Large power spectrum and primordial black holes in the effective theory of inflation

TL;DR

This paper explores mechanisms within the effective theory of single-field inflation that can produce a large power spectrum, potentially leading to primordial black hole formation, while maintaining a stable background and protecting against quantum corrections.

Contribution

It introduces new scenarios involving a transition to ghost-inflation-like phases and mode amplification, with a focus on robustness via galileon symmetry.

Findings

Large power spectrum can be generated without altering background evolution.

Effective couplings are protected by weakly broken galileon symmetry.

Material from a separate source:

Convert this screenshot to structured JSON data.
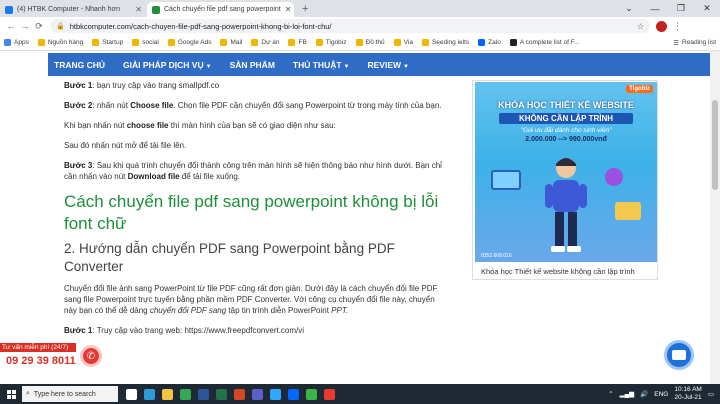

Constraints from strong coupling and perturbative validity are analyzed.

Abstract

We study the generation of a large power spectrum, necessary for primordial black hole formation, within the effective theory of single-field inflation. The mechanisms we consider include a transition into a ghost-inflation-like phase and scenarios where an exponentially growing mode is temporarily turned on. In the cases we discuss, the enhancement in the power spectrum results from either a swift change in some effective coupling or a modification of the dispersion relation for the perturbations, while the background evolution remains unchanged and approximately de Sitter throughout inflation. The robustness of the results is guaranteed thanks to a weakly broken galileon symmetry, which protects the effective couplings against large quantum corrections. We discuss how the enhancement of the power spectrum is related to the energy scale of the operators with weakly broken galileon invariance, and study the limits imposed by strong coupling and the validity of the perturbative expansion.